Several low-energy conformers co-exist;   they are more or less curved, but neither completely flat nor completely rounded.

 

In contrast with peptides containing trans-ACBC, homo-oligomers of cis-ACBC adopt extended strand-like structures in which each residue appears to adopt a 6-membered hydrogen bond, as indicated above. When we examined the oligomers of α-fluorinated cis-ACBC, designed to destabilize the intra-residue 6-ring, these peptides retained the strand conformational preference, even though the implication of a 6-ring hydrogen bond was negligible. The backbone topology and the 4-membered ring orientations were perceptibly different from the non-fluorinated oligomers, with an inversion of the cyclobutane “butterfly” orientation. New J. Chem., 2015, 39, 3270-3279.

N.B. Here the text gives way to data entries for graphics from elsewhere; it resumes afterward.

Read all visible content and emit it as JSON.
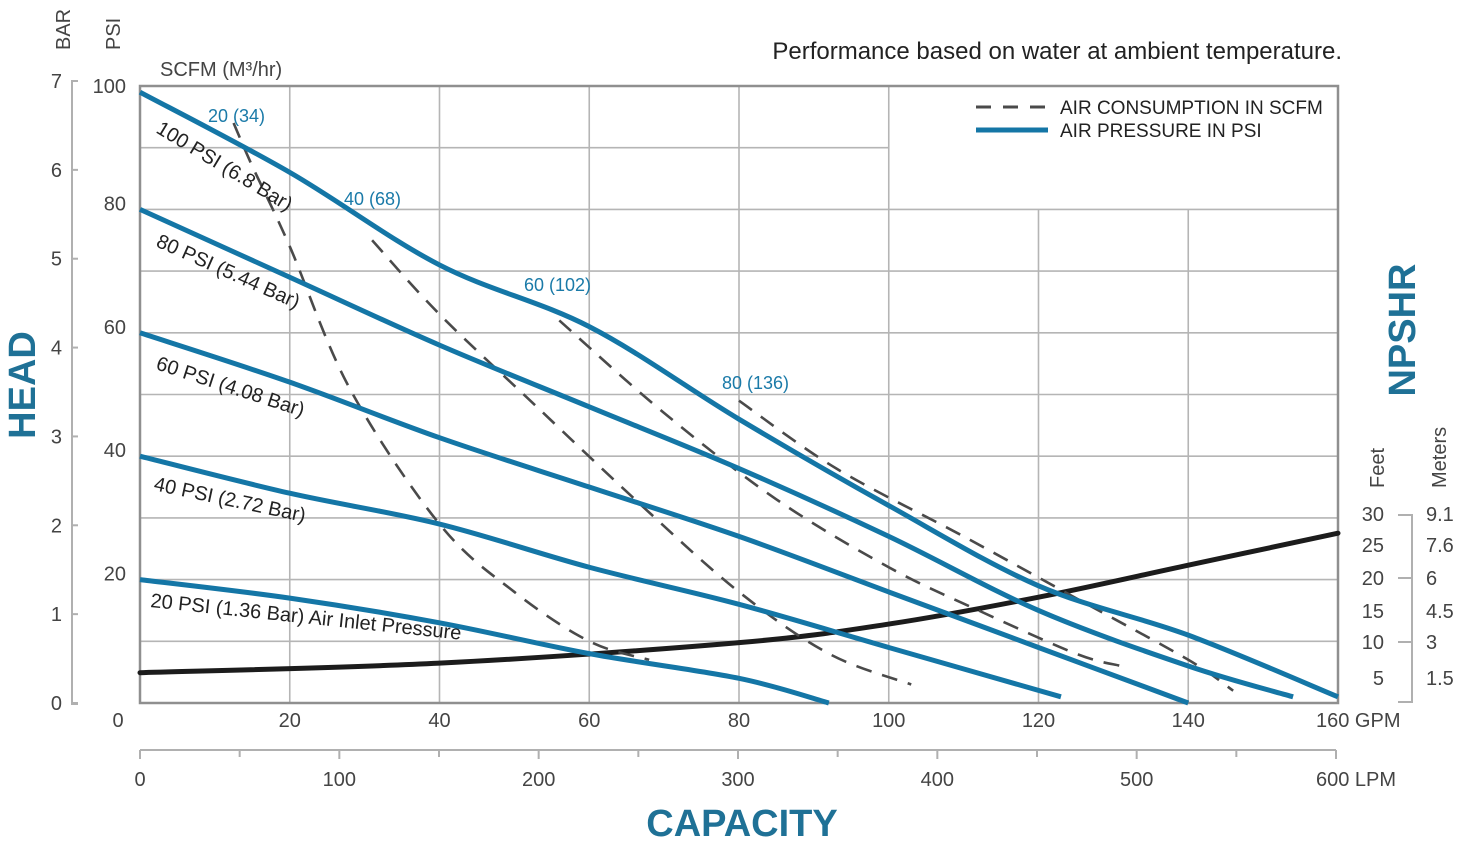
{
  "chart_data": {
    "type": "line",
    "title": "Performance based on water at ambient temperature.",
    "xlabel": "CAPACITY",
    "ylabel": "HEAD",
    "y2label": "NPSHR",
    "x_primary": {
      "unit": "GPM",
      "range": [
        0,
        160
      ],
      "ticks": [
        "0",
        "20",
        "40",
        "60",
        "80",
        "100",
        "120",
        "140",
        "160 GPM"
      ]
    },
    "x_secondary": {
      "unit": "LPM",
      "range": [
        0,
        600
      ],
      "ticks": [
        "0",
        "100",
        "200",
        "300",
        "400",
        "500",
        "600 LPM"
      ]
    },
    "y_primary": {
      "unit": "PSI",
      "unit_label": "PSI",
      "range": [
        0,
        100
      ],
      "ticks": [
        "20",
        "40",
        "60",
        "80",
        "100"
      ]
    },
    "y_bar": {
      "unit": "BAR",
      "unit_label": "BAR",
      "range": [
        0,
        7
      ],
      "ticks": [
        "0",
        "1",
        "2",
        "3",
        "4",
        "5",
        "6",
        "7"
      ]
    },
    "y_npshr_feet": {
      "unit_label": "Feet",
      "ticks": [
        "30",
        "25",
        "20",
        "15",
        "10",
        "5"
      ]
    },
    "y_npshr_meters": {
      "unit_label": "Meters",
      "ticks": [
        "9.1",
        "7.6",
        "6",
        "4.5",
        "3",
        "1.5"
      ]
    },
    "scfm_header": "SCFM (M³/hr)",
    "grid": true,
    "legend": {
      "position": "top-right",
      "entries": [
        {
          "label": "AIR CONSUMPTION IN SCFM",
          "style": "dashed"
        },
        {
          "label": "AIR PRESSURE IN PSI",
          "style": "solid-blue"
        }
      ]
    },
    "colors": {
      "pressure": "#1476a6",
      "scfm": "#4a4a4a",
      "npshr": "#1c1c1c",
      "title_accent": "#1f7196",
      "scfm_label": "#1a7aa8"
    },
    "pressure_series": [
      {
        "name": "100 PSI (6.8 Bar)",
        "x": [
          0,
          20,
          40,
          60,
          80,
          100,
          120,
          140,
          160
        ],
        "y": [
          99,
          86,
          71,
          61,
          46,
          32,
          19,
          11,
          1
        ]
      },
      {
        "name": "80 PSI (5.44 Bar)",
        "x": [
          0,
          20,
          40,
          60,
          80,
          100,
          120,
          140,
          154
        ],
        "y": [
          80,
          69,
          58,
          48,
          38,
          27,
          15,
          6,
          1
        ]
      },
      {
        "name": "60 PSI (4.08 Bar)",
        "x": [
          0,
          20,
          40,
          60,
          80,
          100,
          120,
          140
        ],
        "y": [
          60,
          52,
          43,
          35,
          27,
          18,
          9,
          0
        ]
      },
      {
        "name": "40 PSI (2.72 Bar)",
        "x": [
          0,
          20,
          40,
          60,
          80,
          100,
          123
        ],
        "y": [
          40,
          34,
          29,
          22,
          16,
          9,
          1
        ]
      },
      {
        "name": "20 PSI (1.36 Bar) Air Inlet Pressure",
        "x": [
          0,
          20,
          40,
          60,
          80,
          92
        ],
        "y": [
          20,
          17,
          13,
          8,
          4,
          0
        ]
      }
    ],
    "scfm_series": [
      {
        "name": "20 (34)",
        "x": [
          12.5,
          15,
          20,
          28,
          40,
          50,
          60,
          68
        ],
        "y": [
          94,
          87,
          74,
          51,
          29,
          18,
          10,
          7
        ]
      },
      {
        "name": "40 (68)",
        "x": [
          31,
          40,
          53,
          67,
          80,
          92,
          103
        ],
        "y": [
          75,
          63,
          48,
          32,
          18,
          8,
          3
        ]
      },
      {
        "name": "60 (102)",
        "x": [
          56,
          70,
          85,
          100,
          112,
          125,
          131
        ],
        "y": [
          62,
          47,
          33,
          22,
          15,
          8,
          6
        ]
      },
      {
        "name": "80 (136)",
        "x": [
          80,
          93,
          110,
          125,
          140,
          146
        ],
        "y": [
          49,
          38,
          27,
          17,
          7,
          2
        ]
      }
    ],
    "npshr_series": {
      "name": "NPSHR",
      "unit": "ft",
      "x": [
        0,
        40,
        80,
        100,
        120,
        140,
        160
      ],
      "y": [
        5.2,
        6.7,
        9.9,
        12.8,
        17,
        22,
        27
      ]
    }
  }
}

These oligomers adopt a regular zig-zag strand-like   secondary structure which does not rely on intra- residue 6-ring hydrogen bonds for stability.

 

Homo-oligomers of cis-2-(aminomethyl)cyclobutane carboxylic acid, a cyclobutane γ-aminoacid display intriguing structural behavior, vacillating between inter- and intramolecular H-bonded conformations. In dilute solution, they adopt a number of low-energy conformers, including ribbon-like structures implicating a rare series of intramolecular 7-membered H-bonds. In concentrated solution, these interactions defer to an organized supramolecular assembly, leading to organogel formation and fibrillar xerogels. J. Org. Chem., 2017, 82, 4819-4828.